Adam from Opscode, Theo from OmniTI, Luke from Puppet, and Eric from rPath were in a fantastic panel that ended up focusing much on the "sharing" aspects of the rising world of system automation. Puppet just launched Puppet Forge and Chef has their Cookbooks Library, but at some point configurations are going to be so specific to an enterprise that they'll need to be developed inside of the company. This panel had a lot of back and forth between the panelists, and a lot of audience interaction, with no real conclusion on how much things can truly be automated. Food and drinks at the end of the day with other "DevOps" people led to some great conversations about automation and scalability, and Saturday morning I flew back to Atlanta.
Based on conversations and presentations over the week, here are a few books that are worth checking out:
And lastly, some quotes and concepts to close out with:
"Hiring too many people to do things that should be automated gets you a "Meat Cloud". This is bad" (Adam Jacob?) - Focus should be on hiring people that can do the automation instead.
"us ops guys are like cicadas. Every 17 years we get to come out" - Velocity is the only real gathering like this, and each year it grealy increases in size.
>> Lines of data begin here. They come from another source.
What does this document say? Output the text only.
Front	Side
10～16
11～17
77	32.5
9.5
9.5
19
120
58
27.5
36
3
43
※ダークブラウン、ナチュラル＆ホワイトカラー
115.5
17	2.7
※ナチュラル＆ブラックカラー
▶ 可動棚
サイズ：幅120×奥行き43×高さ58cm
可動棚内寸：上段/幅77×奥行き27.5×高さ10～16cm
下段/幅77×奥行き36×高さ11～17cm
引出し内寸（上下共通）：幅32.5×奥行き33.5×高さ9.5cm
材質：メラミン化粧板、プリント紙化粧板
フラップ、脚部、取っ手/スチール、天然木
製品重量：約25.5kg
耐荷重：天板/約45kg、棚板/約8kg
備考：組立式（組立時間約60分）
There was a similar sort of thing in the early years of computing, but for some time the sysadmin has been mostly forgotten.
"cloud security: Its always going to suck, but we'll always have jobs!"(Ward Spangenberg) - Running your code on someone elses infrastructure is always going to have risks, and smart people will always be needed to make sure everything is functional and secure.
"The limiting factor for any business is time it takes to restore from app data, code repo backup, and bare metal." (Theo Schlossnagle) Operationally, a business can only recover form disaster as quickly as the application data can be restored. If there are other things that make recovery time longer, they need to be fixed and optimized out so that the restoration of data is the only limiting factor.
"The purpose of QA is to ensure quality." (John Allswaw) - So why do business have QA departments? Shouldn't engineering and operations be responsible for ensuring quality? A lot of the big-name businesses (Facebook for example) don't have QA departments any more and it's working out alright.
That's it for the 2010 version, I'm looking forward to continuing to interact with all the people I met at Velocity and DevOpsDay, and next year should be even bigger and better.